The “SHE MATTERS: 2012 Status of Women and Girls in Iowa” report was released this morning at the Coralville Marriott by the Iowa Women’s Leadership Project.

The 52-page report outlines a number of statistics, including:

-Nearly 14 percent of women in Iowa live in poverty,
-One in three women do not have health insurance and
-Women comprise 58 percent of Iowa’s homeless and more than 20 percent of the state’s offender population.

Other data includes:

-Six in 10 Iowa college students are women,
-Nearly equal numbers ofIowa women and men have advanced degrees,
-A greater percentage of Iowa women than men are registered voters,
-80 percent of women ages 16-64 years old are part of the labor force in Iowa and
-More than half of the state’s working women consider themselves the family’s primary breadwinner.

The release of the report coincides with the Iowa Women’s Leadership Conference’s April 25 “State of Change 2012” leadership conference at the Coralville Marriott. About 900 women are expected to attend the event.

Barbara Corcoran, who stars on ABC’s reality show, “Shark Tank,” is the keynote speaker. Ms. Corcoran started with a $1,000 loan and went on to build a $5 billion real estate firm and speaks across the country about her successes. Betsy Myers, founding director of the Center for Women & Business at Bentley University, will be the morning workshop leader.

The women’s status report will be the topic of conversation during post-lunch workshops. There, attendees will develop the top 10 issues to focus on and teams will work on steps that can be taken to improve the status of Iowa women. The Iowa Women’s Leadership Project intends to share the report results at public forums statewide and the group plans to provide a status update in September.

The Iowa Women’s Leadership Project, a public-private organization focused on supporting Iowa’s girls and women, formed in 2011 to address the concerns and goals that result from the Iowa Women’s Leadership Conference. The project is chaired by Diane Ramsey, who is executive director of the conference and principal project manager at Rockwell Collins.

“These are not just women’s issues, these are everyone’s issues,” Ms. Ramsey said.

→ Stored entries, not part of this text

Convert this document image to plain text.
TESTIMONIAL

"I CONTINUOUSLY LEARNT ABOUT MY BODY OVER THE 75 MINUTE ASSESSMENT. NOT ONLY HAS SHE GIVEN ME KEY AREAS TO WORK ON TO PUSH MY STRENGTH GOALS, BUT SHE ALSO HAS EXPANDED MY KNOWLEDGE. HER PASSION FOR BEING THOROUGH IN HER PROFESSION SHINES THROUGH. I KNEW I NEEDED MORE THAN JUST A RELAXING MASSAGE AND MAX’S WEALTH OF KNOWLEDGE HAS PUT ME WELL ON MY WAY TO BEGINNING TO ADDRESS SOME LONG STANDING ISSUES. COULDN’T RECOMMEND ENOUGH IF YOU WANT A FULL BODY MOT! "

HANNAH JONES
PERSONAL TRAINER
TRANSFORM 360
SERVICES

The report aims to provide data and statistics about the socioeconomic status of women inIowain order to improve the lives in women and in turn, increase productivity and economic growth and decrease poverty.

“Women and girls still face substantial challenges in the areas of income, health, autonomy, education, employment and other very important aspects of their lives,” said Amy Johnson Boyle, a volunteer member of the leadership conference and vice president of development for the Greater Cedar Rapids Community Foundation.

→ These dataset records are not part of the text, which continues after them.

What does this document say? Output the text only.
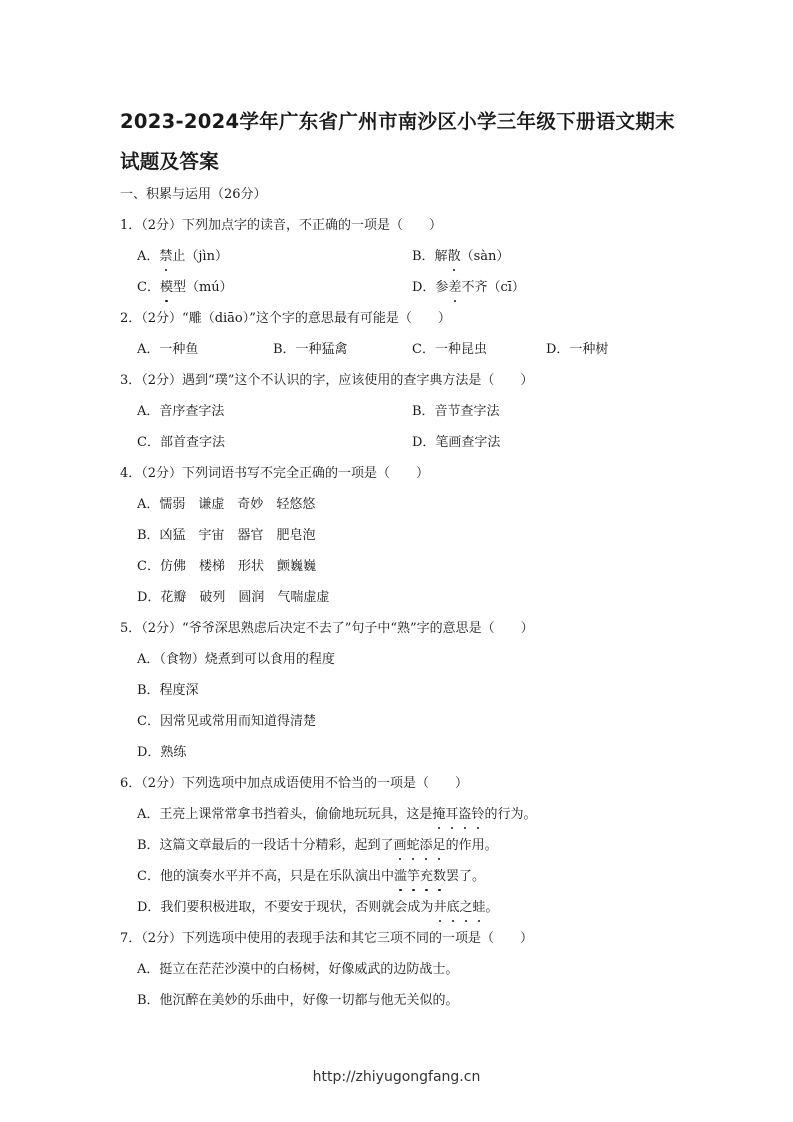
2023-2024学年广东省广州市南沙区小学三年级下册语文期末试题及答案
一、积累与运用（26分）
1．（2分）下列加点字的读音，不正确的一项是（　　）
A．禁止（jìn）	B．解散（sàn）
C．模型（mú）	D．参差不齐（cī）
2．（2分）“雕（diāo）”这个字的意思最有可能是（　　）
A．一种鱼	B．一种猛禽	C．一种昆虫	D．一种树
3．（2分）遇到“璞”这个不认识的字，应该使用的查字典方法是（　　）
A．音序查字法	B．音节查字法
C．部首查字法	D．笔画查字法
4．（2分）下列词语书写不完全正确的一项是（　　）
A．懦弱　谦虚　奇妙　轻悠悠
B．凶猛　宇宙　器官　肥皂泡
C．仿佛　楼梯　形状　颤巍巍
D．花瓣　破列　圆润　气喘虚虚
5．（2分）“爷爷深思熟虑后决定不去了”句子中“熟”字的意思是（　　）
A．（食物）烧煮到可以食用的程度
B．程度深
C．因常见或常用而知道得清楚
D．熟练
6．（2分）下列选项中加点成语使用不恰当的一项是（　　）
A．王亮上课常常拿书挡着头，偷偷地玩玩具，这是掩耳盗铃的行为。
B．这篇文章最后的一段话十分精彩，起到了画蛇添足的作用。
C．他的演奏水平并不高，只是在乐队演出中滥竽充数罢了。
D．我们要积极进取，不要安于现状，否则就会成为井底之蛙。
7．（2分）下列选项中使用的表现手法和其它三项不同的一项是（　　）
A．挺立在茫茫沙漠中的白杨树，好像威武的边防战士。
B．他沉醉在美妙的乐曲中，好像一切都与他无关似的。
http://zhiyugongfang.cn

Terry Hernandez, the report’s author and executive director of the Chrysalis Foundation in Des Moines, said that while more young women are excelling in STEM (science, technology, engineering, mathematics) courses in high school, few are pursuing those fields in college or as careers.

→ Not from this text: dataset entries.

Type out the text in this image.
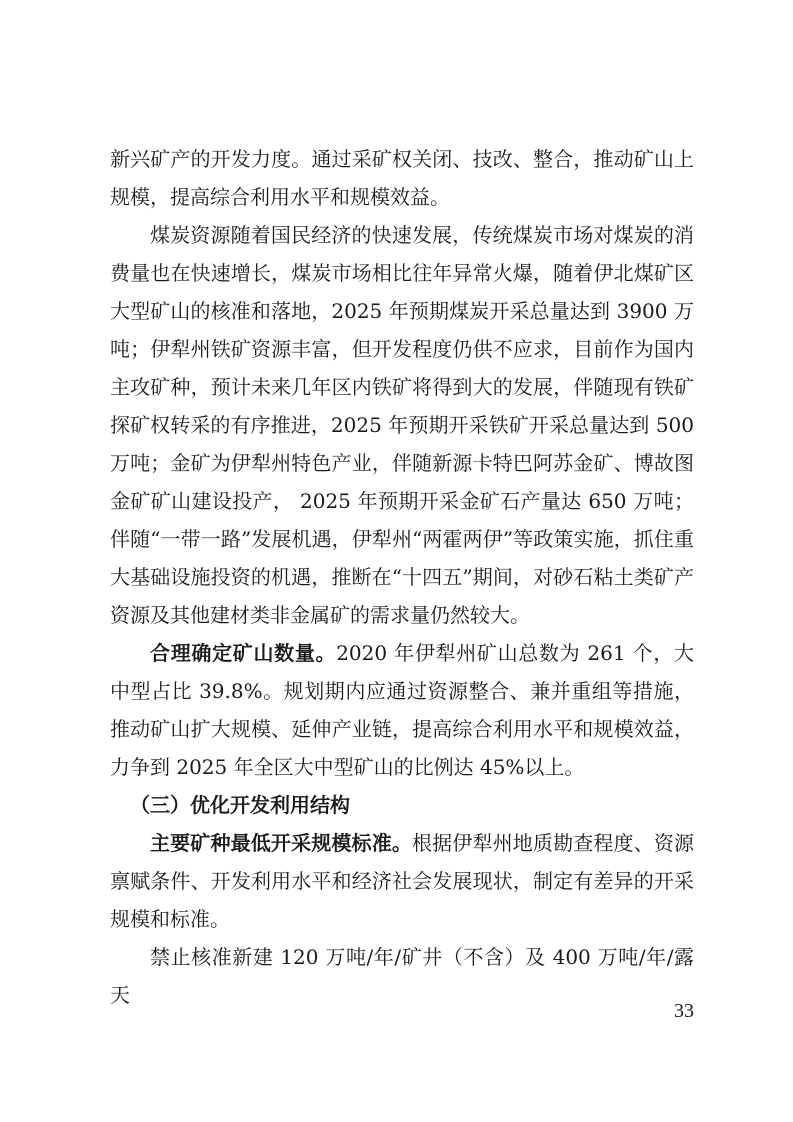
新兴矿产的开发力度。通过采矿权关闭、技改、整合，推动矿山上规模，提高综合利用水平和规模效益。

煤炭资源随着国民经济的快速发展，传统煤炭市场对煤炭的消费量也在快速增长，煤炭市场相比往年异常火爆，随着伊北煤矿区大型矿山的核准和落地，2025 年预期煤炭开采总量达到 3900 万吨；伊犁州铁矿资源丰富，但开发程度仍供不应求，目前作为国内主攻矿种，预计未来几年区内铁矿将得到大的发展，伴随现有铁矿探矿权转采的有序推进，2025 年预期开采铁矿开采总量达到 500 万吨；金矿为伊犁州特色产业，伴随新源卡特巴阿苏金矿、博故图金矿矿山建设投产， 2025 年预期开采金矿石产量达 650 万吨；伴随“一带一路”发展机遇，伊犁州“两霍两伊”等政策实施，抓住重大基础设施投资的机遇，推断在“十四五”期间，对砂石粘土类矿产资源及其他建材类非金属矿的需求量仍然较大。

合理确定矿山数量。2020 年伊犁州矿山总数为 261 个，大中型占比 39.8%。规划期内应通过资源整合、兼并重组等措施，推动矿山扩大规模、延伸产业链，提高综合利用水平和规模效益，力争到 2025 年全区大中型矿山的比例达 45%以上。

（三）优化开发利用结构

主要矿种最低开采规模标准。根据伊犁州地质勘查程度、资源禀赋条件、开发利用水平和经济社会发展现状，制定有差异的开采规模和标准。

禁止核准新建 120 万吨/年/矿井（不含）及 400 万吨/年/露天

33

“We lose them in college; girls don’t major in those courses,” she said. “Even women who graduate with those degrees very seldom take a job in a career that is a STEM-oriented career.”

Linda Kinman of Des Moines-based Nexus Executive Women’sAllianceand author of the accompanying report Nexus Index 2012, said men and women are judged differently when it comes time to promote employees to management positions.

“Senior-level management remains stuck in the notion that certain jobs just aren’t for women,” she said. “There’s a tendency to reward men for their potential and women for their performance.”

The Nexus Index 2012 report found that while young women continue to constitute the sizable majority of high achievers in educational settings, that achievement does not translate into positions of peak earning power and leadership. A bright spot, Ms. Kinman said, is more law firms are actively hiring women as partners.